A thin sheen of stratus clouds gives shape to the faint glow of the predawn sky. I run eastward on a road that descends along a ridge at about mile six of my new morning route. With the gradual illumination of the convex horizon coinciding with my downhill acceleration I can sense, better than at any other time, my place on a celestial object hurtling through space – my speed adding to the vectors of earth’s rotation and orbit.
I welcome the buzz in my gut that wakes me up in the morning. I can’t remember the last time I set an alarm clock. For several weeks after Burning River I slept in. I had to rest and allow my hamstring to heal. Of course I didn’t just rest. I sought, and got, good treatment advice. My rehab routine took a little over an hour each afternoon. I’m happy to share the details of the program, gleaned from an orthopedics journal. The gist is to engage in dynamic neuromuscular work – not stretching or massage. Six weeks later my hamstring is strong and fit for another ultra. My anticipation of the Great Eastern Endurance 100K Run, along with the daily demands of shepherding children (mine) and young adults (at the college) causes me to wake me at about 5 am each morning.
I have been striving, since last summer, to run 100 miles well. The disappointment of a DNF could be cause for despair. It did cause me to reevaluate my fall schedule – which had been devoted to a steady stream of 100s. My thinking had been to simply run that distance until I did it right. [Doing a 100 “right” is the subjective experience of owning that distance. Its converse is the experience of a ragdoll tied to a beagle by a little girl; found, washed and wrung out by her mother; then gutted, filled with firecrackers, and exploded by her brother.] My new schedule puts off the 100 until next summer. The irony is that I feel more excited now. I’m running GEER in a week and a half followed by the Mountain Masochist 50, the North Face 50, and Bandera 100K. Instead of dread I feel a sense of urgency. I want to run fast.
I bounced off my injury at the national 100 mile championships and onto a new trajectory. So why don’t I feel like a flea unwittingly jangled onto the back of an elephant who was only scratching his head on my tree? Running 100s was an existential exercise for me, designed to prove that I am a prime mover. If my choice of race was dictated by comfort, or talent, or circumstance – then I didn’t choose it. That’s a problem for people. We imagine moving ourselves – all the while stuck to the back of an elephant itself spun by the earth itself spinning haplessly through space –every movement determined by the laws of physics. Yet there is something to being me that makes me want to try anyway.

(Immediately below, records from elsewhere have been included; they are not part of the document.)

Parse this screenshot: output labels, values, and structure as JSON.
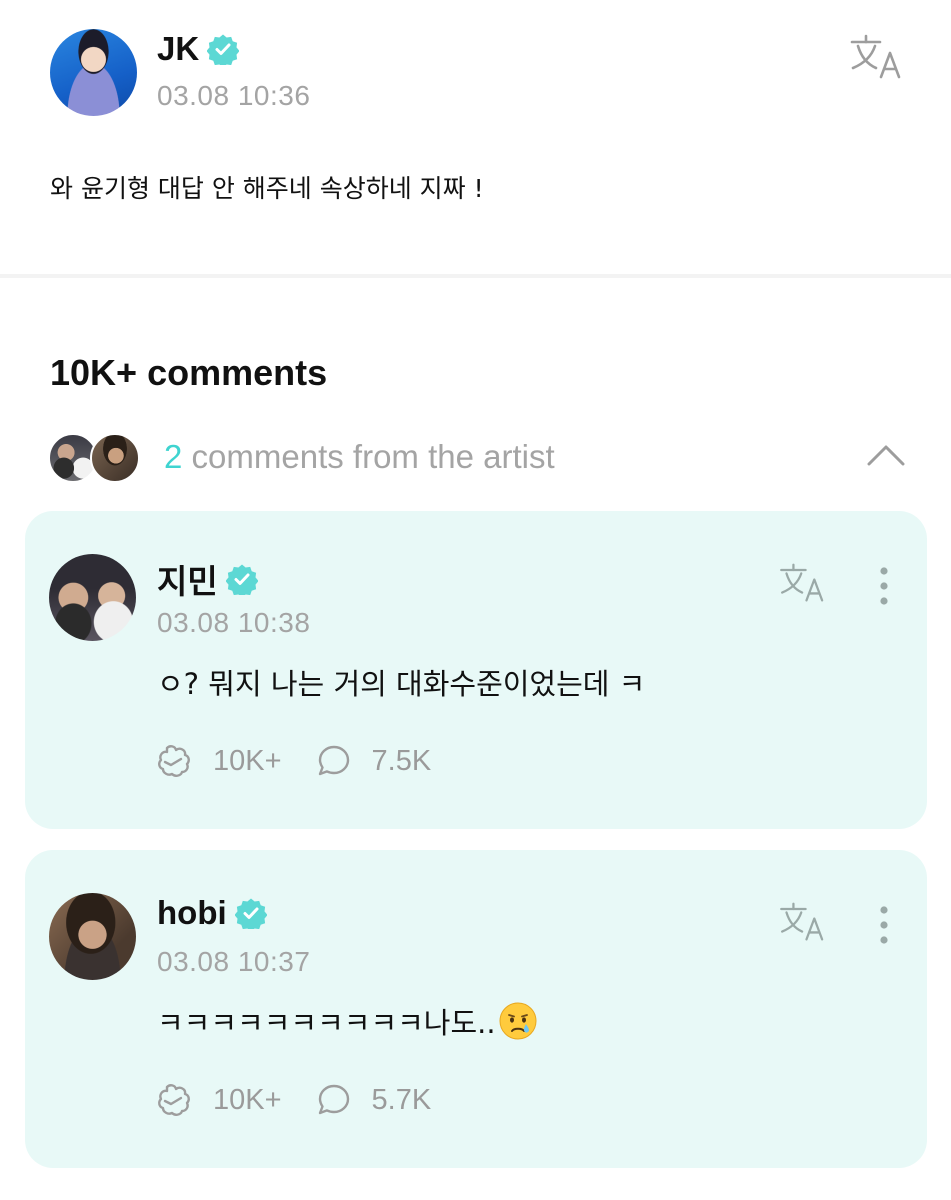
{
  "post": {
    "author": "JK",
    "verified": true,
    "timestamp": "03.08 10:36",
    "text": "와 윤기형 대답 안 해주네 속상하네 지짜 !"
  },
  "comments_section": {
    "title": "10K+ comments",
    "artist_comments_count": "2",
    "artist_comments_label": "comments from the artist"
  },
  "comments": [
    {
      "author": "지민",
      "verified": true,
      "timestamp": "03.08 10:38",
      "text": "ㅇ?  뭐지 나는 거의 대화수준이었는데 ㅋ",
      "likes": "10K+",
      "replies": "7.5K"
    },
    {
      "author": "hobi",
      "verified": true,
      "timestamp": "03.08 10:37",
      "text": "ㅋㅋㅋㅋㅋㅋㅋㅋㅋㅋ나도..",
      "emoji": "crying-face",
      "likes": "10K+",
      "replies": "5.7K"
    }
  ],
  "icons": {
    "verified": "verified-badge-icon",
    "translate": "translate-icon",
    "collapse": "chevron-up-icon",
    "more": "more-vertical-icon",
    "like": "like-icon",
    "reply": "comment-bubble-icon"
  },
  "colors": {
    "accent": "#3fd4d0",
    "card_background": "#e8f9f7",
    "secondary_text": "#a4a4a4"
  }
}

Ultimately, my new race schedule leads me back to the real source of my angst: the Western States 100. Mountain Masochist and Bandera are both Montrail Cup races. Following those in the spring I could enter American River or Miwok with the same purpose: to win one of the few coveted slots that allow runners to avoid the low probability of a lottery pick for Western States entry. Why should I aim to run a race that has given me little except cut-to-the-bone pain? You can get a sense by reviewing the history of posts to this blog. It’s something between the two trite responses given to the question “why climb Mt. Everest?” by George Mallory and Joseph Poindexter respectively.
Because it’s there… and because I’m here.